Bayar’ın, 1954, 1957 genel seçimlerinde ve 1955 yerel seçiminde mitinglere katılması tarafsızlık tartışmalarını bir kez daha gündeme getirdi. Bu tartışma İnönü’nün 1946 ve 1950 seçimlerinde mitinglere katılarak CHP’ye oy istemesiyle de yaşanmıştı. 1960 darbesi gerçekleşti, 1924 Anayasası yürürlükten kaldırıldı, Cumhurbaşkanı için “tarafsızlık” ilkesi getirildi.

ERDOĞAN’DAN İNÖNÜ’YE HİTLER BENZETMESİ

Erdoğan her fırsatta Milli Şef dönemini kıyasıya eleştirdi. Mayıs 2010’da, Anayasa değişikliği konusunda “Churchill, Hitler’e karşı karada, havada, denizde mücadele edeceğiz demişti. Biz de bu Anayasa değişikliğine karşı Meclis’te, Anayasa Mahkemesi’nde, referandumda mücadele edeceğiz” diyen Baykal’a, Erdoğan’ın yanıtı sert oldu.

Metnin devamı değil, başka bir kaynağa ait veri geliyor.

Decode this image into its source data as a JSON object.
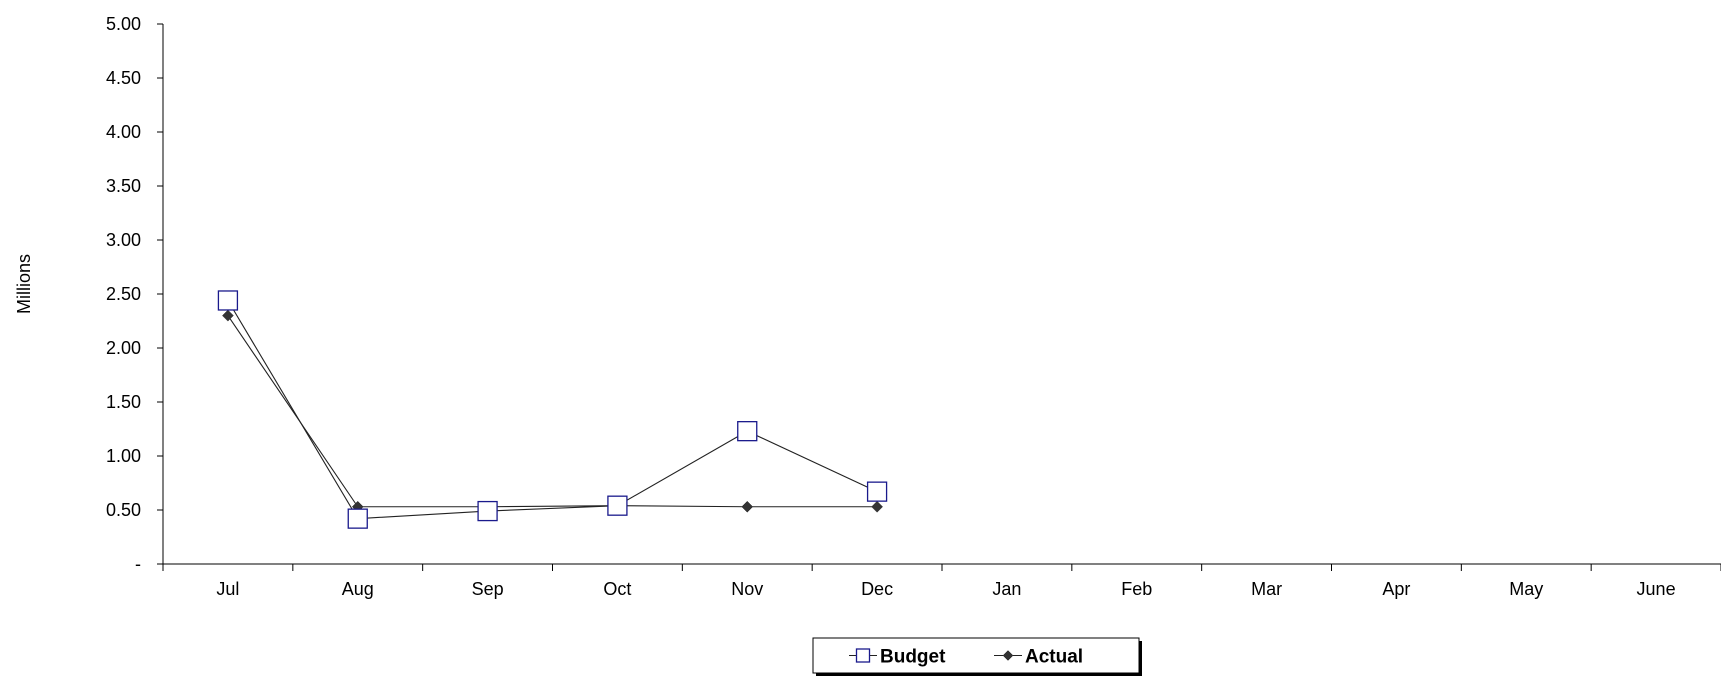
{
  "chart_data": {
    "type": "line",
    "ylabel": "Millions",
    "xlabel": "",
    "ylim": [
      0,
      5
    ],
    "y_ticks": [
      0,
      0.5,
      1,
      1.5,
      2,
      2.5,
      3,
      3.5,
      4,
      4.5,
      5
    ],
    "y_tick_labels": [
      "-",
      "0.50",
      "1.00",
      "1.50",
      "2.00",
      "2.50",
      "3.00",
      "3.50",
      "4.00",
      "4.50",
      "5.00"
    ],
    "categories": [
      "Jul",
      "Aug",
      "Sep",
      "Oct",
      "Nov",
      "Dec",
      "Jan",
      "Feb",
      "Mar",
      "Apr",
      "May",
      "June"
    ],
    "grid": false,
    "legend_position": "bottom",
    "series": [
      {
        "name": "Budget",
        "marker": "open-square",
        "marker_color": "#1a1a8c",
        "line_color": "#222222",
        "values": [
          2.44,
          0.42,
          0.49,
          0.54,
          1.23,
          0.67,
          null,
          null,
          null,
          null,
          null,
          null
        ]
      },
      {
        "name": "Actual",
        "marker": "filled-diamond",
        "marker_color": "#333333",
        "line_color": "#222222",
        "values": [
          2.3,
          0.53,
          0.53,
          0.54,
          0.53,
          0.53,
          null,
          null,
          null,
          null,
          null,
          null
        ]
      }
    ]
  }
}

Baykal’ın kendisini Churchill’e, hükümeti de Hitler’e benzettiğini söyleyen Erdoğan, “İlla Hitler’e benzetecek bir figür arıyorlarsa kendi genel merkezlerindeki eski genel başkan fotoğraflarına baksınlar. Orada Führer’e özenip kendisine ‘Milli Şef’ dedirtmiş genel başkanlarının Hitlervari bıyıklarının altından kendilerine gülümsediğini görecekler”dedi.

4 Şubat 2015’te, “Bu ülkede bir daha milli şef özentileri çıkmasın diye ‘başkanlık sistemi’ diyoruz” açıklamasını yapan da Erdoğan’dı.

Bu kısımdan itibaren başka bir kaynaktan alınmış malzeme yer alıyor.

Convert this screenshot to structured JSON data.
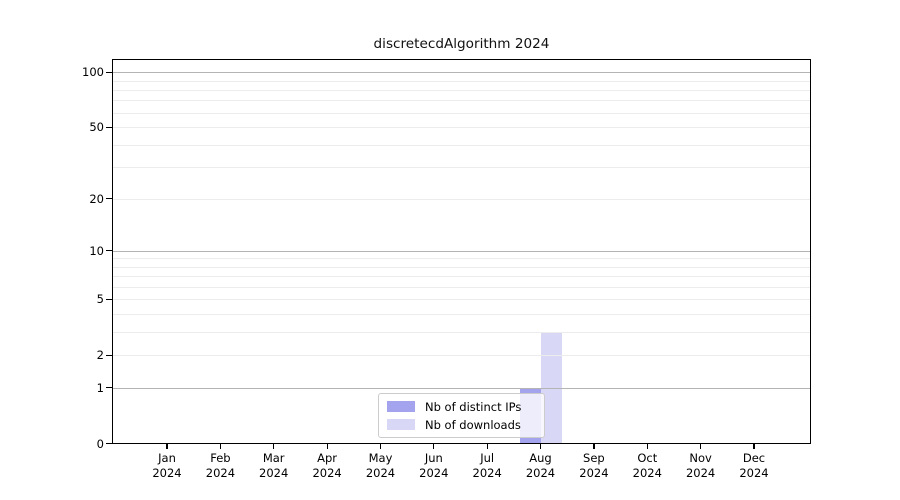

‘ERDOĞAN MİLLİ ŞEF OLMAK İSTİYOR’

AK Parti, Cumhurbaşkanının görev ve yetkileri ile ilgili mini anayasa paketini geçtiğimiz haziran ayında gündeme getirmeyi planlıyordu.

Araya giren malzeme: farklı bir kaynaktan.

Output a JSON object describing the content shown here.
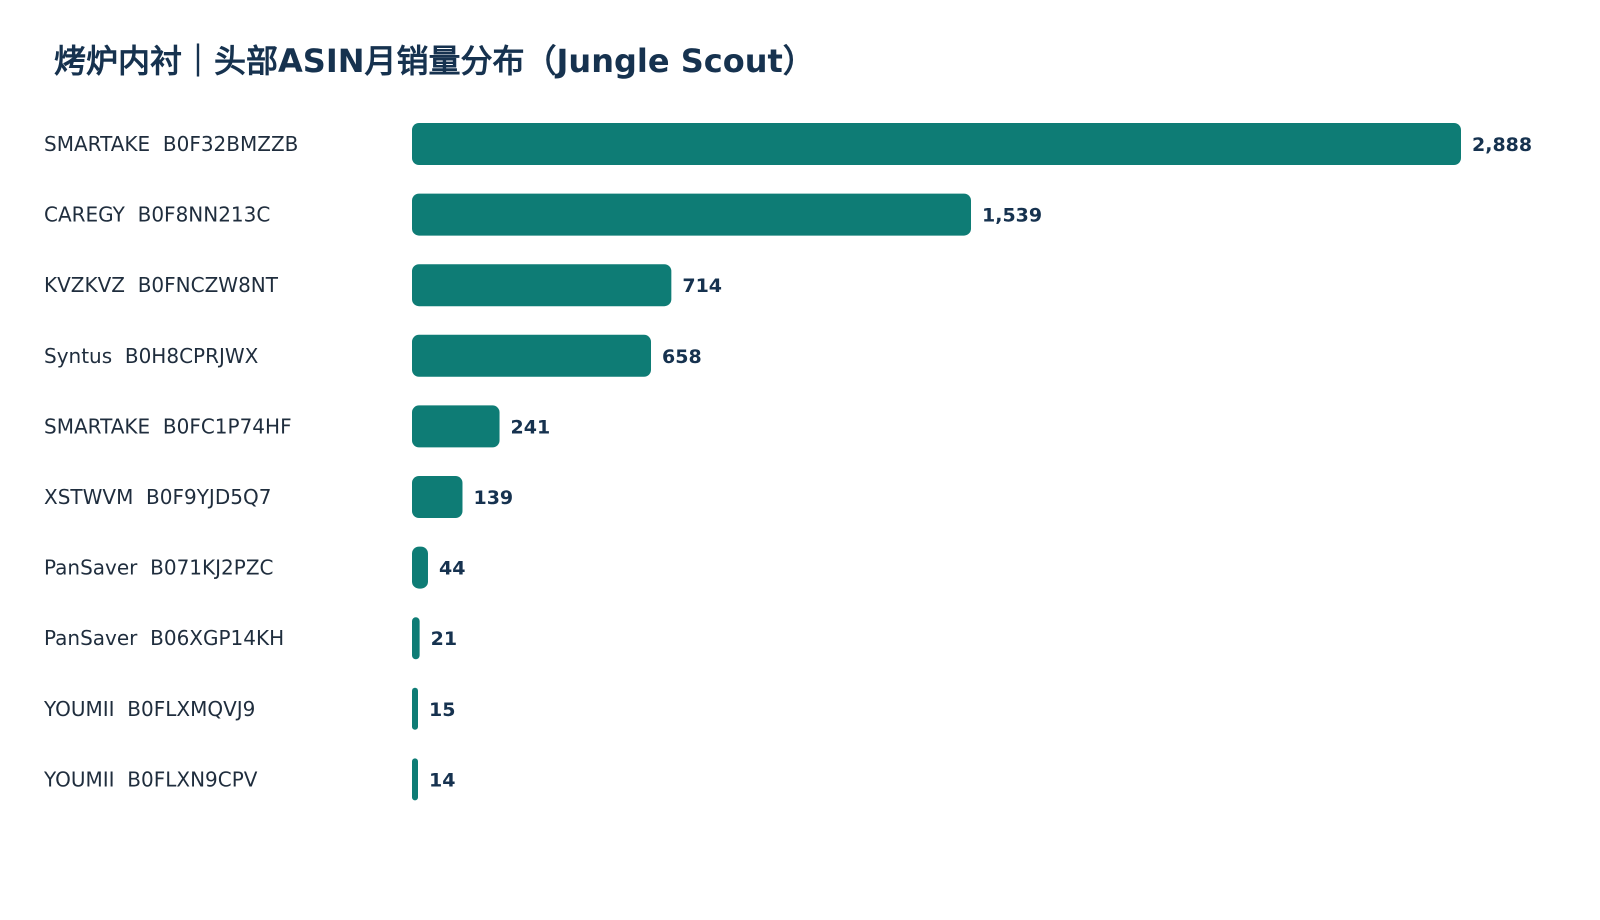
{
  "chart_data": {
    "type": "bar",
    "orientation": "horizontal",
    "title": "烤炉内衬｜头部ASIN月销量分布（Jungle Scout）",
    "xlabel": "",
    "ylabel": "",
    "categories": [
      "SMARTAKE  B0F32BMZZB",
      "CAREGY  B0F8NN213C",
      "KVZKVZ  B0FNCZW8NT",
      "Syntus  B0H8CPRJWX",
      "SMARTAKE  B0FC1P74HF",
      "XSTWVM  B0F9YJD5Q7",
      "PanSaver  B071KJ2PZC",
      "PanSaver  B06XGP14KH",
      "YOUMII  B0FLXMQVJ9",
      "YOUMII  B0FLXN9CPV"
    ],
    "values": [
      2888,
      1539,
      714,
      658,
      241,
      139,
      44,
      21,
      15,
      14
    ],
    "value_labels": [
      "2,888",
      "1,539",
      "714",
      "658",
      "241",
      "139",
      "44",
      "21",
      "15",
      "14"
    ],
    "xlim": [
      0,
      2888
    ],
    "grid": false,
    "legend": "none",
    "bar_color": "#0e7c75"
  }
}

MHP’nin üç gün önce partiden ihraç ettiği, milletvekili Ümit Özdağ 11 Mayıs 2016 tarihinde Erdoğan’ın istediğinin ‘Milli Şeflik’ olduğunu söylemişti. "1961’e kadar zaten Türkiye’de partili Cumhurbaşkanlığı uygulanmıştır ve özellikle bugün Erdoğan ve taraftarlarının sürekli eleştirdiği Milli Şeflik döneminde de bu sistem vardı" diyen Özdağ'a göre, "Erdoğan, yıllardır eleştirdiği Milli Şefliğe öykünüyor"du...

Bütün bunların ışığında, AK Parti’nin Meclis’e sunduğu teklifte aslında şaşırtıcı hiçbir unsur yok. Nitekim AK Parti’den ve Külliye’den ‘tam başkanlık’ın işaret edildiği günlerde, 24 Ekim 2016’da HDP Parti Sözcüsü Ayhan Bilgen, Duvar’a yaptığı açıklamada, ‘Başkanlık talebi bir taktik. Erdoğan aslında partili cumhurbaşkanlığı istiyor. Bu, klasik başkanlıktan çok daha tehlikelidir’ dedi.

Ümit Özdağ ile ideolojik hiçbir ortaklığı bulunmayan HDP’li Ayhan Bilgen’i aynı noktada buluşturan ‘partili cumhurbaşkanı’ sistemi, Özdağ ve Bilgen’e göre, ‘denge-denetim bakımından çok kötü bir sistem ve varacağı yer, daha da otoriterleşme!’